Hospitals, on average, charge double the price for the same drugs sold by specialty pharmacies, according to research from America’s Health Insurance Plans.
Upon analyzing the 10 drugs that amounted to the highest Medicare Part B spend from 2018-2020—and were purchased, stored and administered in a healthcare setting—an AHIP study published Wednesday found that drug treatments given in hospitals were marked up an average of $7,000, when compared to those purchased through specialty pharmacies.
As these drugs typically do not have biosimilars or generics that provide cost competition, specialty pharmacies are responding to a crucial market need to lower drug prices, said Sergio Santiviago, vice president of drug policy at AHIP.
Although the higher prices aren’t a result of hospitals “trying to game the system,” Santiviago said specialty pharmacies can save money per claim and per dose, allowing insurers to focus on paying the physician for the service of administering the drug, rather than the cost of the drug itself.

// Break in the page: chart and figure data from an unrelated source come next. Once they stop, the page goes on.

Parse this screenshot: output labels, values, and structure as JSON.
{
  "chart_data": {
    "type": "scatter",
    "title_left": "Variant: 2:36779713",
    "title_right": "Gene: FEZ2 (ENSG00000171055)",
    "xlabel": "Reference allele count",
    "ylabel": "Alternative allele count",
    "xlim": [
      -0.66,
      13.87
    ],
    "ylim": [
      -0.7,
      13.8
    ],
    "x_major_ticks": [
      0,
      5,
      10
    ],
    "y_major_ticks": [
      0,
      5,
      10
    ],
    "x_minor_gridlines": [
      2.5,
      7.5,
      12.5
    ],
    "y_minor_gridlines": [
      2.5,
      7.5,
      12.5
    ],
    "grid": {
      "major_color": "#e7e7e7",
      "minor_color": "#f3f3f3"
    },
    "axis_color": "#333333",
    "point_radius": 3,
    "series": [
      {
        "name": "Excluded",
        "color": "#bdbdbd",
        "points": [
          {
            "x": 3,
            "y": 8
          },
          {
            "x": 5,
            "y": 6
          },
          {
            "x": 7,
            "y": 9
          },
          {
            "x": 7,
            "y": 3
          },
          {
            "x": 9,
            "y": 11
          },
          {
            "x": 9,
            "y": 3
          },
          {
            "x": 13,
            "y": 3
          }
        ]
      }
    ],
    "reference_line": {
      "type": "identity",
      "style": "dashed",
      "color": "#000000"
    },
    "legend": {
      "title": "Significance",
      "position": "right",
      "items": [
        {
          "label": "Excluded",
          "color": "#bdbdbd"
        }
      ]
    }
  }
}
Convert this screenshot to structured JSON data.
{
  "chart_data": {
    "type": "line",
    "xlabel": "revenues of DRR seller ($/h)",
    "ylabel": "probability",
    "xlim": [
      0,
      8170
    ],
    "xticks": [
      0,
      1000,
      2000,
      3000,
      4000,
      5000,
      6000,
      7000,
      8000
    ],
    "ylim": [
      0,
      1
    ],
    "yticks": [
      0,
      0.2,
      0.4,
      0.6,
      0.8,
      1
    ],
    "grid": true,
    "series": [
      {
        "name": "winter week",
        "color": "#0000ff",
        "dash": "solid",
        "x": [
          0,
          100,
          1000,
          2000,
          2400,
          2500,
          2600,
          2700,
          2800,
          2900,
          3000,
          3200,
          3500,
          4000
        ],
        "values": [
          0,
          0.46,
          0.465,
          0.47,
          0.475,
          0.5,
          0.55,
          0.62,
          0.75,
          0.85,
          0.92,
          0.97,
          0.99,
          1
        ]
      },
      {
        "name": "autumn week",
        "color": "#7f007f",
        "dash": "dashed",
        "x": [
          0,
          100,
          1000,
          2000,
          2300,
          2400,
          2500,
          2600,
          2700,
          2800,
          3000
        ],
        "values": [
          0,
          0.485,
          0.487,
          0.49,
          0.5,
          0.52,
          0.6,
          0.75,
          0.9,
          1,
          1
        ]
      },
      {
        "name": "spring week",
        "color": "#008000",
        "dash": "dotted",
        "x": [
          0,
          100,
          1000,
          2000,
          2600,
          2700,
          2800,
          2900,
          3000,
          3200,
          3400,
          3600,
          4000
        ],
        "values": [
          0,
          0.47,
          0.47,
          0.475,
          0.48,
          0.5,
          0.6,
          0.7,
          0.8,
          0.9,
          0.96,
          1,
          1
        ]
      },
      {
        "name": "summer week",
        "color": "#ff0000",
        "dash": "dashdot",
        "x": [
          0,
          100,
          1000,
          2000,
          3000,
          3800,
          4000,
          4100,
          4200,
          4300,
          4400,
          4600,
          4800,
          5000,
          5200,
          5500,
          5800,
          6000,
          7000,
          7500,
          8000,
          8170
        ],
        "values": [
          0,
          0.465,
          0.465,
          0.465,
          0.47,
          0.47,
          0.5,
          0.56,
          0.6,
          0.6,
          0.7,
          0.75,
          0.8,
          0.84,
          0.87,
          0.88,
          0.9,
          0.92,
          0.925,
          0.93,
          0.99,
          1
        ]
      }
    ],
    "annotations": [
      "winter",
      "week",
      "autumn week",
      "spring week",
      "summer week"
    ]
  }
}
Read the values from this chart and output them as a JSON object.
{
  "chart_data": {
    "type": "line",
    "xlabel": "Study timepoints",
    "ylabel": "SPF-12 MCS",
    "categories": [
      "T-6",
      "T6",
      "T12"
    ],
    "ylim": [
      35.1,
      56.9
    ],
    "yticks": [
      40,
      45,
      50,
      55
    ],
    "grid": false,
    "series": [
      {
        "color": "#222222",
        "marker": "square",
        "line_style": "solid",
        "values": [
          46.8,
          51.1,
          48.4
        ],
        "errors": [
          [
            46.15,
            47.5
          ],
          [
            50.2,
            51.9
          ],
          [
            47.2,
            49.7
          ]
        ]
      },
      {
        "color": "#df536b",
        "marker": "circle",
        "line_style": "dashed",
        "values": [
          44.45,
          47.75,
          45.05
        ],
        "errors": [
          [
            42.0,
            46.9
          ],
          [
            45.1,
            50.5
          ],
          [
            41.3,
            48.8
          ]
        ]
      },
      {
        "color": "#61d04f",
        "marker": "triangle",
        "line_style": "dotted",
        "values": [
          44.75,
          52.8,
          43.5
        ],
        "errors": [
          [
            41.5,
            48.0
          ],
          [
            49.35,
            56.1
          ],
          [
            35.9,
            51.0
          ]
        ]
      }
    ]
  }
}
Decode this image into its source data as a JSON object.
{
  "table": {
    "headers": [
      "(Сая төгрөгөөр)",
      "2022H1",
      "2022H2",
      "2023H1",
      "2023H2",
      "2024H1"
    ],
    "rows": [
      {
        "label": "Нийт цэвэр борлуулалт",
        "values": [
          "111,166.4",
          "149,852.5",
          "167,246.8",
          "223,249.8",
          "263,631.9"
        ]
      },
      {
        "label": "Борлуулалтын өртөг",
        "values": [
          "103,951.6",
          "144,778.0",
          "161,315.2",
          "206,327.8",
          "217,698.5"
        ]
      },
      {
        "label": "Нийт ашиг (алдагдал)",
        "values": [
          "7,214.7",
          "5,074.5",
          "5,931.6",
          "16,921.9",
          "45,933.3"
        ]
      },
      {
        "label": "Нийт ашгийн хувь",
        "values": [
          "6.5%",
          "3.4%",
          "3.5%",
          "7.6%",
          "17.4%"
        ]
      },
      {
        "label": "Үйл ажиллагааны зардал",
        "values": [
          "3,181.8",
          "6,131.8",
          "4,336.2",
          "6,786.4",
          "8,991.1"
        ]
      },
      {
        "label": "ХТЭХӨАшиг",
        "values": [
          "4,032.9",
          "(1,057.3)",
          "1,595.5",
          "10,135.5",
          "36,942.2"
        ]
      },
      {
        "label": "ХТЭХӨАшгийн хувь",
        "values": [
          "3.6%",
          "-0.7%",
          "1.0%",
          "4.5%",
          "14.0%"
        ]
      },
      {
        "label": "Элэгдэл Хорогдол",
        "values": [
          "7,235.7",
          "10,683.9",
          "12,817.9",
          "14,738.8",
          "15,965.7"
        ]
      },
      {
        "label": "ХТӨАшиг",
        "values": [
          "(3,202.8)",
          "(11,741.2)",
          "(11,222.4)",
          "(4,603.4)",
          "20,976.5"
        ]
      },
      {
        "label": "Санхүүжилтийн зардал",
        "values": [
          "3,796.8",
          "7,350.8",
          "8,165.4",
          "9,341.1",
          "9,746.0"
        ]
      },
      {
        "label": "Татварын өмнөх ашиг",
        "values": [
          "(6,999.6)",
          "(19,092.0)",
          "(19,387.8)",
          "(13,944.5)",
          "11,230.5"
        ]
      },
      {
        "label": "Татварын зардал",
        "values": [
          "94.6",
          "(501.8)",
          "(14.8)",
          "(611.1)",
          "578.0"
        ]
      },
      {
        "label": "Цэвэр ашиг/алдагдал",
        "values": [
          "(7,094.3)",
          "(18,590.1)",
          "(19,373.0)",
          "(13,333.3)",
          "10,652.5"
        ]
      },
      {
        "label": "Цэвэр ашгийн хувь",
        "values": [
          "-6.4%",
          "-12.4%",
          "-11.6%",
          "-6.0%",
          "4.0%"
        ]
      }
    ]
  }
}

“We’re able to use these specialty pharmacies in these logistical advancements to really stretch that dollar and provide more access to these drugs at a lower cost without sacrificing safety or quality of care,” Santiviago said.
While the 10 drugs, on average, cost 108% more in hospitals than in specialty pharmacies, one treatment tripled in cost. Prolia, used to increase bone mass and treat problems in patients with bone cancer, cost 215% higher in hospitals, the report found, while using claims data from the IBM MarketScan Commercial Database.
Meanwhile, the cost of Herceptin, used to treat breast, stomach and esophageal cancer, was 131% higher in hospitals than the price offered in pharmacies.
Physician offices usually charged 22% higher prices—an average markup of $1,400—for the same drugs as specialty pharmacies. Ocrevus, a drug used to treat multiple sclerosis, had a hospital markup of nearly $20,000.
Despite this, many payer plans would be willing not to require the use of a specialty pharmacy if their contracted provider is willing to match specialty pharmacy prices for the cost of a drug, Santiviago said.
The overall goal of the study was to show how expensive it would be for a patient to access a drug in different settings, said Sherzod Abdukadirov, research director at AHIP’s Center for Policy and Research.
However, some industry experts emphasize its need for more context on contractor rates, payer rules, bundled services and other areas that contribute to hospital pricing, along with the whole episode of care that creates the total cost to a patient.
In addition to the limited population of drugs being evaluated in the report, the data is missing the complexities of running a pharmacy inside of a hospital, including the overhead costs, staffing costs, union contracts and other elements that contribute to a different cost structure and drug pricing model, said Rick Kes, senior healthcare analyst at RSM.
Rather than focusing on reimbursement for drugs from Medicare or other payers, providers generally look at the profitability across a patient’s entire experience, Kes said.
Most inpatient settings reimburse physicians on a diagnosis-related group level, meaning providers get paid the same, regardless of the drugs used or the services provided that appear on the bill, said Erin Fox, senior pharmacy director at University of Utah Health, in an email statement.
“What we have noticed is that health systems have focused more attention around their relationships with pharmacies—whether they build their own specialty pharmacy or look to contract with pharmacies for their patients—when thinking about the 340B Program and other things like that,” Kes said.